Pope makes church first co-cathedral in history of British Isle

Pope makes church first co-cathedral in history of British Isle

The Church of St. Mary of the Isle, located in Douglas on the Isle of Man in Britain.

By Madeleine Teahan

Pope Francis has awarded a U.K. church “co-cathedral status,” making it the first of its kind in the history of the British Isles.

The Church of St. Mary of the Isle, located in Douglas on the Isle of Man, has achieved this rare status after Douglas was formally recognized as a city during the late Queen Elizabeth II’s platinum jubilee celebrations in June 2022.

St. Mary of the Isle will be co-cathedral along with Liverpool’s Metropolitan Cathedral of Christ the King. The two cathedrals are 80 miles apart and are separated by the Irish Sea, but both fall within the Archdiocese of Liverpool.

What’s a Co-Cathedral?

Co-cathedrals are a rarity in the Catholic Church and exist only when two dioceses, each with its own cathedral, are merged, or when one diocese spans two different civil jurisdictions, as in the case of the Archdiocese of Liverpool, where Douglas became a city.
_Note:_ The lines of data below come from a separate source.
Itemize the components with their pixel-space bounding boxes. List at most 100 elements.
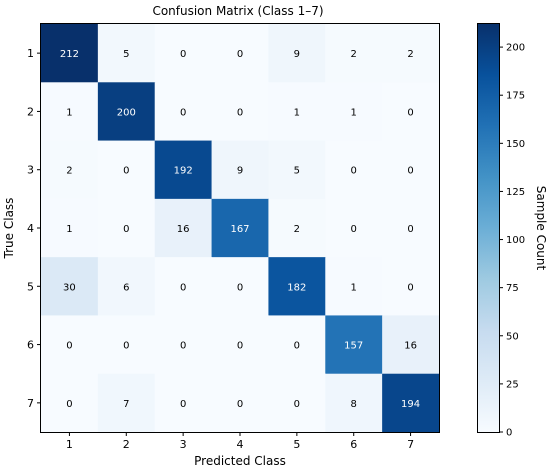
cell-value-label: 0 <box>180 107 186 118</box>
cell-value-label: 1 <box>351 282 357 293</box>
heatmap-cell-r1-c4 <box>211 24 270 83</box>
colorbar-label: Sample Count <box>534 186 548 271</box>
heatmap-cell-r1-c3 <box>154 24 213 83</box>
cell-value-label: 7 <box>123 399 129 410</box>
cell-value-label: 0 <box>237 49 243 60</box>
colorbar-ticks: 0 25 50 75 100 125 150 175 200 <box>499 43 525 439</box>
x-tick-label: 7 <box>407 438 414 451</box>
heatmap-cell-r2-c5 <box>268 82 326 142</box>
heatmap-cell-r7-c1 <box>41 373 99 433</box>
cell-value-label: 9 <box>237 166 243 177</box>
heatmap-cell-r1-c2 <box>97 24 156 83</box>
colorbar-tick-label: 125 <box>506 187 525 198</box>
heatmap-cell-r4-c4 <box>211 198 270 258</box>
heatmap-cell-r4-c5 <box>268 198 326 258</box>
cell-value-label: 2 <box>351 49 357 60</box>
x-axis-ticks: 1 2 3 4 5 6 7 <box>66 432 414 451</box>
heatmap-cell-r2-c3 <box>154 82 213 142</box>
cell-value-label: 6 <box>123 282 129 293</box>
heatmap-cell-r3-c4 <box>211 140 270 200</box>
cell-value-label: 0 <box>237 282 243 293</box>
heatmap-cells <box>41 24 440 433</box>
cell-value-label: 0 <box>180 399 186 410</box>
heatmap-cell-r1-c1 <box>41 24 99 83</box>
colorbar-tick-label: 25 <box>506 379 519 390</box>
y-tick-label: 1 <box>27 47 34 60</box>
heatmap-cell-r4-c1 <box>41 198 99 258</box>
cell-value-label: 1 <box>294 107 300 118</box>
heatmap-cell-r2-c1 <box>41 82 99 142</box>
y-tick-label: 2 <box>27 105 34 118</box>
y-tick-label: 4 <box>27 222 34 235</box>
chart-title: Confusion Matrix (Class 1–7) <box>152 4 323 18</box>
cell-value-label: 157 <box>344 341 363 352</box>
cell-value-label: 0 <box>123 224 129 235</box>
cell-value-label: 1 <box>351 107 357 118</box>
heatmap-cell-r3-c5 <box>268 140 326 200</box>
cell-value-label: 0 <box>123 341 129 352</box>
heatmap-cell-r5-c3 <box>154 257 213 317</box>
cell-value-label: 0 <box>237 341 243 352</box>
cell-value-label: 8 <box>351 399 357 410</box>
y-tick-label: 5 <box>27 280 34 293</box>
heatmap-cell-r7-c6 <box>325 373 383 433</box>
heatmap-cell-r6-c1 <box>41 315 99 375</box>
cell-value-label: 200 <box>117 107 136 118</box>
cell-value-label: 182 <box>287 282 306 293</box>
cell-value-label: 2 <box>66 166 72 177</box>
heatmap-cell-r4-c3 <box>154 198 213 258</box>
cell-value-label: 0 <box>294 341 300 352</box>
cell-value-label: 0 <box>180 341 186 352</box>
cell-value-label: 0 <box>407 166 413 177</box>
heatmap-cell-r2-c2 <box>97 82 156 142</box>
colorbar-tick-label: 175 <box>506 91 525 102</box>
heatmap-cell-r3-c3 <box>154 140 213 200</box>
heatmap-cell-r5-c5 <box>268 257 326 317</box>
cell-value-label: 0 <box>294 399 300 410</box>
heatmap-cell-r5-c4 <box>211 257 270 317</box>
x-tick-label: 2 <box>123 438 130 451</box>
heatmap-cell-r5-c7 <box>382 257 440 317</box>
colorbar-tick-label: 150 <box>506 139 525 150</box>
heatmap-cell-r6-c4 <box>211 315 270 375</box>
cell-value-label: 0 <box>66 341 72 352</box>
heatmap-cell-r1-c5 <box>268 24 326 83</box>
cell-value-label: 0 <box>237 107 243 118</box>
heatmap-cell-r3-c6 <box>325 140 383 200</box>
cell-value-label: 0 <box>351 224 357 235</box>
cell-value-label: 30 <box>63 282 76 293</box>
heatmap-cell-r5-c1 <box>41 257 99 317</box>
cell-value-label: 192 <box>174 166 193 177</box>
heatmap-cell-r7-c3 <box>154 373 213 433</box>
y-tick-label: 7 <box>27 397 34 410</box>
heatmap-cell-r6-c2 <box>97 315 156 375</box>
heatmap-cell-r2-c6 <box>325 82 383 142</box>
cell-value-label: 0 <box>407 224 413 235</box>
colorbar-tick-label: 100 <box>506 235 525 246</box>
colorbar <box>477 23 500 433</box>
cell-value-label: 0 <box>66 399 72 410</box>
heatmap-cell-r2-c4 <box>211 82 270 142</box>
heatmap-cell-r3-c2 <box>97 140 156 200</box>
heatmap-cell-r6-c7 <box>382 315 440 375</box>
heatmap-cell-r4-c2 <box>97 198 156 258</box>
heatmap-cell-r7-c7 <box>382 373 440 433</box>
x-tick-label: 5 <box>293 438 300 451</box>
heatmap-cell-r6-c6 <box>325 315 383 375</box>
heatmap-cell-r1-c7 <box>382 24 440 83</box>
x-tick-label: 4 <box>237 438 244 451</box>
cell-value-label: 16 <box>404 341 417 352</box>
cell-value-label: 0 <box>237 399 243 410</box>
cell-value-label: 5 <box>123 49 129 60</box>
cell-labels: 212 5 0 0 9 2 21 200 0 0 1 1 02 0 192 9 5 0 01 0 16 167 2 0 030 6… <box>60 49 420 410</box>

Monsignor John Devine, who is parish priest of St. Mary of the Isle, said the process of being granted co-cathedral recognition had lasted a whole year but expressed his delight that it had finally happened.

In a statement released by the Catholic Bishops Conference for England and Wales on Sept. 22, he said: “I am delighted that St. Mary of the Isle has been granted cathedral status; it is wonderful news for Catholics across the island.”

How did it happen?

Devine said he was first approached by Douglas Borough Council, who pointed out that cities have cathedrals and the island already has an Anglican cathedral on the west coast. They enquired whether it would be possible to elevate the Church of St. Mary of the Isle in Douglas to the status of a cathedral.

“The archbishop of Liverpool, the Most Reverend Malcolm McMahon, on the advice of canon lawyers, petitioned the Holy Father, a request supported by both the Anglican bishop of Sodor and Man, the chief executive of Douglas Council, and the president of Tynwald,” Devine explained.

In the same press statement, McMahon said: “It’s with great joy that St. Mary of the Isle has been granted cathedral status. The Isle of Man is a significant part of our archdiocese; it constitutes one-third of its land mass and the island’s Catholic community has increasing diversity with parishioners coming from many different parts of the world. It is fantastic that we can acknowledge this with the announcement of a co-cathedral — a status that is rare in the Catholic Church. It is something that everyone on the island will take great pride in.”

In the Sept. 22 statement, Devine also observed that the Isle of Man had a “unique faith story.”

“Christianity in the Isle of Man traces its roots to the time of St. Patrick and St. Maughold in the fifth century. But there is limited appreciation of the unique history and traditions of the Manx Church in the rest of the archdiocese,” he said, adding: “Similarly, few of the island’s Catholics identify with Liverpool. However, rather than separating them further, the granting of co-cathedral status to St. Mary’s will raise consciousness in Liverpool to the riches of the Manx church.”

Devine said the permanent presence of the archbishop’s seat at St. Mary’s will also “serve as a reminder to the people of the island that the archbishop of Liverpool is their archbishop, too.”

The Isle of Man is a self-governing British Crown dependency situated between Great Britain and Ireland with a population of about 84,000 people.